Thesis DisciplineMechanical Engineering
Degree GrantorUniversity of Canterbury
Degree NameMaster of Engineering
One of the most significant problems faced in the geothermal power industry is that of scaling due to amorphous silica. The silica can deposit out of super-saturated brine in monomeric form and as colloidal particles. Deposition can occur at problematic rates on pipe surfaces and in the rocks of the re-injection wells. Currently there are a number of methods for controlling deposition but the fundamental mechanisms that govern the transport and attachment of silica are not well understood.
Many field experiments on silica scaling have been conducted but, due to differences in brine chemistry and operational conditions, the results are hard to compare. Many laboratory experiments have also been performed but these are difficult to correlate with the field experiments. Previous research has found that hydrodynamics are important for the deposition of colloidal particles and inertial impaction was proposed to be the dominant transport mechanism.
These results were analysed and, in contradiction, the dominant transport mechanism of the particles was theoretically expected to be that of diffusion. A series of experiments were planned that could test the effect of hydrodynamics on colloidal silica deposition in cylindrical pipe flow. Three parameters were to be varied in the experiment: particle size (10nm and 100nm), Reynolds number (750 - 23,600) and viscous boundary layer thickness (0.06 - 0.38mm).
To perform this experimentation, a Silica Scaling Test Rig was designed, built and commissioned. A method for producing synthetic brine was developed which can provide sols that are stable for at least one month and have a particle size of 10-20nm. Silica deposition has successfully been obtained in three preliminary experiments using the rig.
Without the exclusion of air from the rig significant corrosion occurs in the mild steel test piece. Protrusions that were likely to be silica deposits were found to be co-located with the corrosion, suggesting that one process promotes the other. Neither deposition nor corrosion was found on the pipe’s weld seam and heat affected zone.

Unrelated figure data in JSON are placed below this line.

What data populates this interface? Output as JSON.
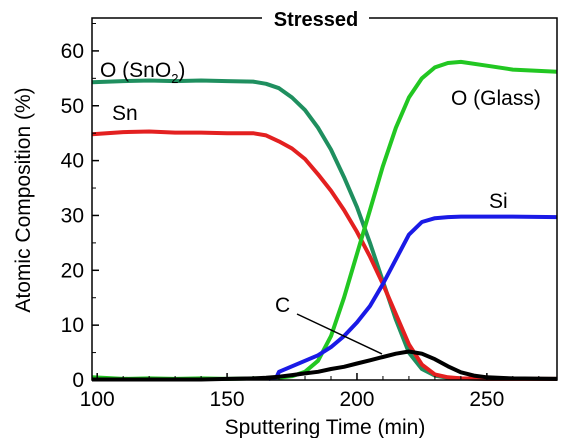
{
  "chart_data": {
    "type": "line",
    "title": "Stressed",
    "xlabel": "Sputtering Time (min)",
    "ylabel": "Atomic Composition (%)",
    "xlim": [
      98,
      277
    ],
    "ylim": [
      0,
      66
    ],
    "xticks": [
      100,
      150,
      200,
      250
    ],
    "yticks": [
      0,
      10,
      20,
      30,
      40,
      50,
      60
    ],
    "grid": false,
    "legend": "inline labels",
    "series": [
      {
        "name": "O (SnO2)",
        "label_main": "O (SnO",
        "label_sub": "2",
        "label_tail": ")",
        "color": "#1f8f5f",
        "x": [
          98,
          110,
          120,
          130,
          140,
          150,
          160,
          165,
          170,
          175,
          180,
          185,
          190,
          195,
          200,
          205,
          210,
          215,
          220,
          225,
          230,
          235,
          240,
          250,
          260,
          277
        ],
        "y": [
          54.3,
          54.5,
          54.6,
          54.5,
          54.6,
          54.5,
          54.4,
          54.0,
          53.2,
          51.5,
          49.2,
          46.0,
          42.0,
          37.0,
          31.5,
          25.0,
          18.0,
          11.0,
          5.0,
          2.0,
          0.8,
          0.4,
          0.3,
          0.2,
          0.2,
          0.2
        ]
      },
      {
        "name": "Sn",
        "label_main": "Sn",
        "color": "#e32020",
        "x": [
          98,
          110,
          120,
          130,
          140,
          150,
          160,
          165,
          170,
          175,
          180,
          185,
          190,
          195,
          200,
          205,
          210,
          215,
          220,
          225,
          230,
          235,
          240,
          250,
          260,
          277
        ],
        "y": [
          44.8,
          45.2,
          45.3,
          45.1,
          45.1,
          45.0,
          45.0,
          44.6,
          43.5,
          42.2,
          40.3,
          37.5,
          34.5,
          31.0,
          27.0,
          22.5,
          17.5,
          12.0,
          6.5,
          2.8,
          1.0,
          0.5,
          0.3,
          0.2,
          0.2,
          0.2
        ]
      },
      {
        "name": "O (Glass)",
        "label_main": "O (Glass)",
        "color": "#22c722",
        "x": [
          98,
          110,
          120,
          130,
          140,
          150,
          160,
          165,
          170,
          175,
          180,
          185,
          190,
          195,
          200,
          205,
          210,
          215,
          220,
          225,
          230,
          235,
          240,
          250,
          260,
          277
        ],
        "y": [
          0.5,
          0.2,
          0.3,
          0.2,
          0.3,
          0.2,
          0.3,
          0.3,
          0.4,
          0.7,
          1.5,
          3.5,
          8.0,
          15.0,
          23.0,
          31.0,
          39.0,
          46.0,
          51.5,
          55.0,
          57.0,
          57.8,
          58.0,
          57.3,
          56.6,
          56.2
        ]
      },
      {
        "name": "Si",
        "label_main": "Si",
        "color": "#1a1ae6",
        "x": [
          166,
          169,
          170,
          175,
          180,
          185,
          190,
          195,
          200,
          205,
          210,
          215,
          220,
          225,
          230,
          235,
          240,
          250,
          260,
          277
        ],
        "y": [
          0.2,
          0.5,
          1.5,
          2.5,
          3.5,
          4.5,
          6.0,
          8.0,
          10.5,
          13.5,
          17.5,
          22.0,
          26.5,
          28.8,
          29.5,
          29.7,
          29.8,
          29.8,
          29.8,
          29.7
        ]
      },
      {
        "name": "C",
        "label_main": "C",
        "color": "#000000",
        "x": [
          98,
          110,
          120,
          130,
          140,
          150,
          160,
          165,
          170,
          175,
          180,
          185,
          190,
          195,
          200,
          205,
          210,
          215,
          220,
          225,
          230,
          235,
          240,
          245,
          250,
          260,
          277
        ],
        "y": [
          0.1,
          0.1,
          0.1,
          0.1,
          0.1,
          0.2,
          0.3,
          0.4,
          0.6,
          0.9,
          1.2,
          1.5,
          2.0,
          2.4,
          3.0,
          3.6,
          4.2,
          4.8,
          5.2,
          4.8,
          3.8,
          2.5,
          1.4,
          0.8,
          0.5,
          0.3,
          0.2
        ]
      }
    ]
  }
}
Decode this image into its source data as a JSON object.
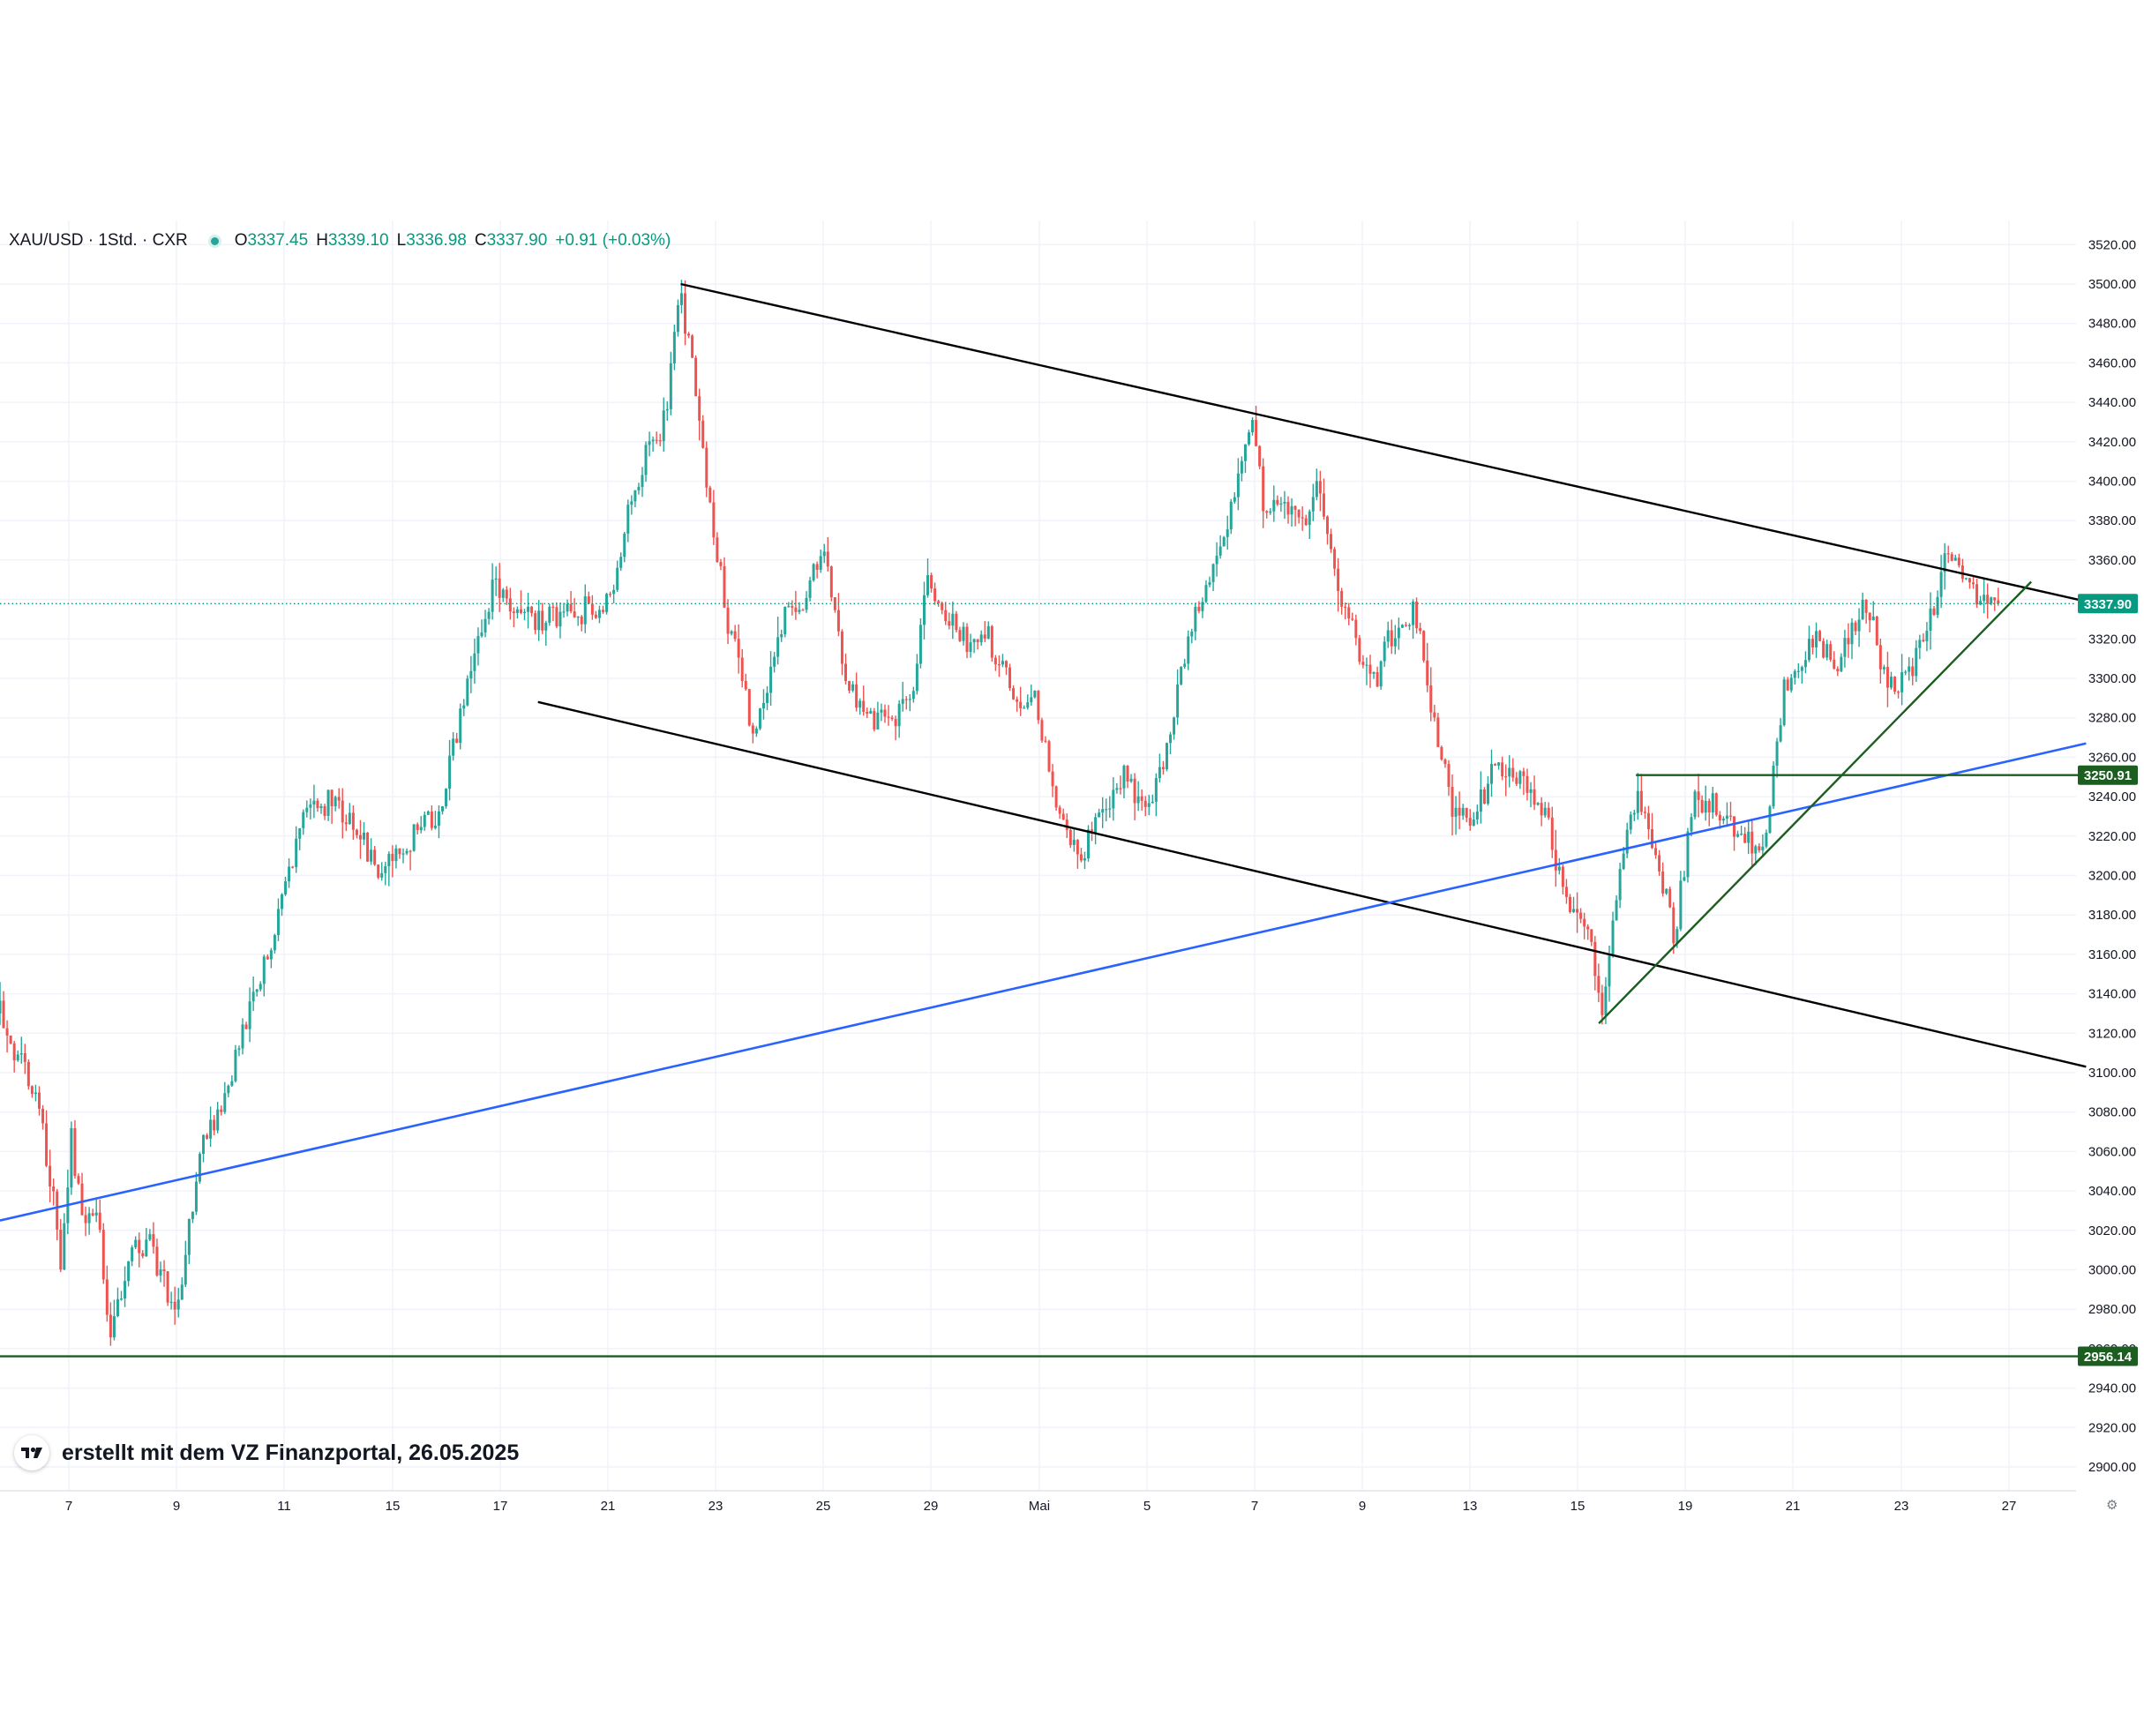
{
  "header": {
    "symbol": "XAU/USD · 1Std. · CXR",
    "open_label": "O",
    "open": "3337.45",
    "high_label": "H",
    "high": "3339.10",
    "low_label": "L",
    "low": "3336.98",
    "close_label": "C",
    "close": "3337.90",
    "change": "+0.91 (+0.03%)"
  },
  "watermark": {
    "text": "erstellt mit dem VZ Finanzportal, 26.05.2025",
    "logo_icon": "tradingview-logo-icon"
  },
  "settings_icon": "settings-gear-icon",
  "colors": {
    "up": "#26a69a",
    "down": "#ef5350",
    "trendline": "#000000",
    "support_line": "#1b5e20",
    "blue_line": "#2962ff",
    "price_badge": "#089981"
  },
  "chart_data": {
    "type": "candlestick",
    "symbol": "XAU/USD",
    "interval": "1Std.",
    "ylim": [
      2890,
      3525
    ],
    "y_ticks": [
      2900,
      2920,
      2940,
      2960,
      2980,
      3000,
      3020,
      3040,
      3060,
      3080,
      3100,
      3120,
      3140,
      3160,
      3180,
      3200,
      3220,
      3240,
      3260,
      3280,
      3300,
      3320,
      3340,
      3360,
      3380,
      3400,
      3420,
      3440,
      3460,
      3480,
      3500,
      3520
    ],
    "x_tick_labels": [
      "7",
      "9",
      "11",
      "15",
      "17",
      "21",
      "23",
      "25",
      "29",
      "Mai",
      "5",
      "7",
      "9",
      "13",
      "15",
      "19",
      "21",
      "23",
      "27"
    ],
    "grid": true,
    "current_price": "3337.90",
    "price_labels": [
      {
        "value": 3250.91,
        "label": "3250.91",
        "color": "#1b5e20"
      },
      {
        "value": 2956.14,
        "label": "2956.14",
        "color": "#1b5e20"
      }
    ],
    "anchors": [
      [
        0,
        3130
      ],
      [
        12,
        3110
      ],
      [
        25,
        3090
      ],
      [
        35,
        3055
      ],
      [
        45,
        3000
      ],
      [
        52,
        3065
      ],
      [
        60,
        3030
      ],
      [
        72,
        3030
      ],
      [
        80,
        2960
      ],
      [
        92,
        3005
      ],
      [
        108,
        3015
      ],
      [
        118,
        2995
      ],
      [
        130,
        2980
      ],
      [
        145,
        3060
      ],
      [
        165,
        3090
      ],
      [
        180,
        3130
      ],
      [
        205,
        3185
      ],
      [
        225,
        3240
      ],
      [
        245,
        3235
      ],
      [
        262,
        3220
      ],
      [
        275,
        3205
      ],
      [
        300,
        3220
      ],
      [
        320,
        3230
      ],
      [
        340,
        3295
      ],
      [
        360,
        3350
      ],
      [
        375,
        3330
      ],
      [
        395,
        3330
      ],
      [
        410,
        3330
      ],
      [
        445,
        3340
      ],
      [
        455,
        3375
      ],
      [
        472,
        3420
      ],
      [
        485,
        3430
      ],
      [
        495,
        3495
      ],
      [
        505,
        3460
      ],
      [
        515,
        3400
      ],
      [
        530,
        3330
      ],
      [
        550,
        3270
      ],
      [
        570,
        3330
      ],
      [
        585,
        3340
      ],
      [
        600,
        3365
      ],
      [
        615,
        3300
      ],
      [
        630,
        3280
      ],
      [
        650,
        3280
      ],
      [
        665,
        3295
      ],
      [
        675,
        3350
      ],
      [
        690,
        3330
      ],
      [
        705,
        3320
      ],
      [
        720,
        3320
      ],
      [
        740,
        3290
      ],
      [
        755,
        3290
      ],
      [
        770,
        3230
      ],
      [
        785,
        3210
      ],
      [
        800,
        3225
      ],
      [
        820,
        3250
      ],
      [
        835,
        3230
      ],
      [
        850,
        3265
      ],
      [
        865,
        3320
      ],
      [
        885,
        3360
      ],
      [
        900,
        3390
      ],
      [
        912,
        3430
      ],
      [
        920,
        3390
      ],
      [
        935,
        3385
      ],
      [
        950,
        3375
      ],
      [
        960,
        3405
      ],
      [
        968,
        3365
      ],
      [
        985,
        3325
      ],
      [
        1000,
        3295
      ],
      [
        1015,
        3325
      ],
      [
        1030,
        3335
      ],
      [
        1045,
        3280
      ],
      [
        1060,
        3230
      ],
      [
        1075,
        3230
      ],
      [
        1090,
        3255
      ],
      [
        1110,
        3250
      ],
      [
        1125,
        3235
      ],
      [
        1140,
        3190
      ],
      [
        1155,
        3180
      ],
      [
        1168,
        3130
      ],
      [
        1180,
        3205
      ],
      [
        1195,
        3240
      ],
      [
        1210,
        3200
      ],
      [
        1220,
        3170
      ],
      [
        1235,
        3240
      ],
      [
        1250,
        3235
      ],
      [
        1270,
        3220
      ],
      [
        1285,
        3210
      ],
      [
        1300,
        3295
      ],
      [
        1320,
        3320
      ],
      [
        1340,
        3310
      ],
      [
        1360,
        3340
      ],
      [
        1375,
        3295
      ],
      [
        1390,
        3300
      ],
      [
        1410,
        3340
      ],
      [
        1420,
        3365
      ],
      [
        1435,
        3345
      ],
      [
        1450,
        3335
      ],
      [
        1457,
        3338
      ]
    ],
    "lines": [
      {
        "name": "",
        "color": "#000000",
        "p1": [
          496,
          3500
        ],
        "p2": [
          1520,
          3339
        ]
      },
      {
        "name": "",
        "color": "#000000",
        "p1": [
          392,
          3288
        ],
        "p2": [
          1520,
          3103
        ]
      },
      {
        "name": "",
        "color": "#2962ff",
        "p1": [
          0,
          3025
        ],
        "p2": [
          1520,
          3267
        ]
      },
      {
        "name": "",
        "color": "#1b5e20",
        "p1": [
          1165,
          3125
        ],
        "p2": [
          1480,
          3349
        ]
      },
      {
        "name": "",
        "color": "#1b5e20",
        "p1": [
          1192,
          3250.91
        ],
        "p2": [
          1520,
          3250.91
        ]
      },
      {
        "name": "",
        "color": "#1b5e20",
        "p1": [
          0,
          2956.14
        ],
        "p2": [
          1520,
          2956.14
        ]
      }
    ]
  }
}
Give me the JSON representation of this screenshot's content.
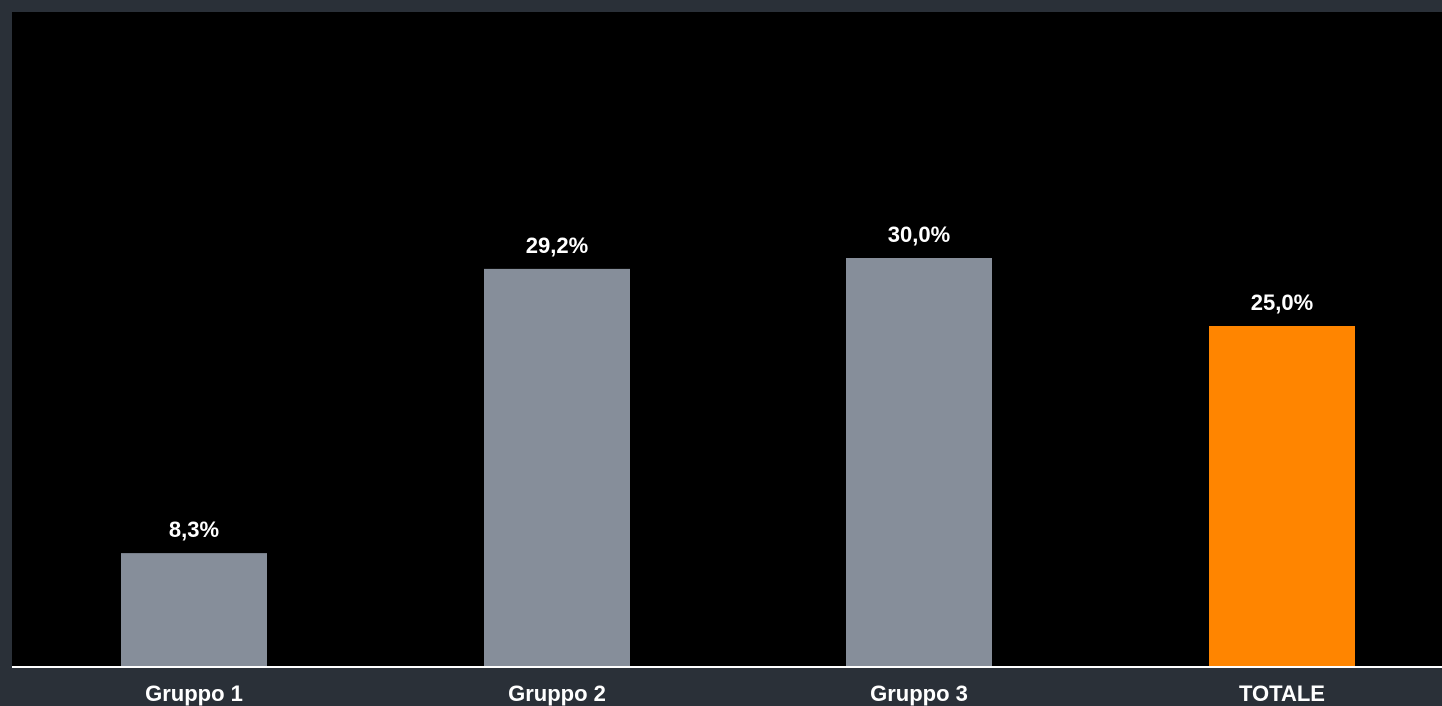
{
  "chart_data": {
    "type": "bar",
    "title": "",
    "xlabel": "",
    "ylabel": "",
    "categories": [
      "Gruppo 1",
      "Gruppo 2",
      "Gruppo 3",
      "TOTALE"
    ],
    "values": [
      8.3,
      29.2,
      30.0,
      25.0
    ],
    "value_labels": [
      "8,3%",
      "29,2%",
      "30,0%",
      "25,0%"
    ],
    "unit": "%",
    "ylim": [
      0,
      50
    ],
    "grid": false,
    "legend": "none",
    "colors": {
      "bar": "#868e9a",
      "highlight": "#ff8500",
      "plot_background": "#000000",
      "page_background": "#2a3038",
      "axis": "#ffffff",
      "text": "#ffffff"
    },
    "highlight_index": 3
  }
}
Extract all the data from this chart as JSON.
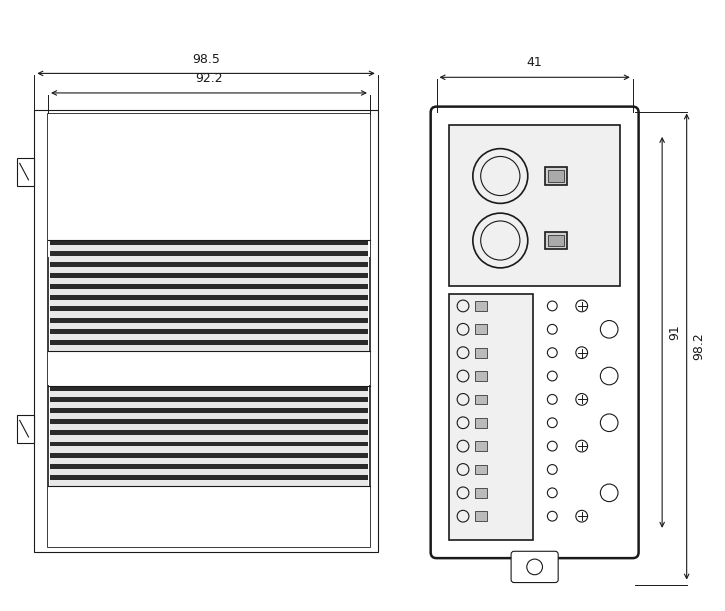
{
  "bg_color": "#ffffff",
  "line_color": "#1a1a1a",
  "fig_width": 7.25,
  "fig_height": 6.11,
  "dpi": 100
}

Corrosion was prevented using an oxygen exclusion system and two amorphous silica deposition structures were observed: a flat plate-like structure and a globular structure that consisted of 1-5μm diameter globules that built up on each other. Other field and laboratory experiments have produced globular structures similar to those found in this research.
To perform the planned experimentation, future work is required: the silica deposition rate must be increased, colloidal silica sol stability must be improved, and some modifications must be made to the rig.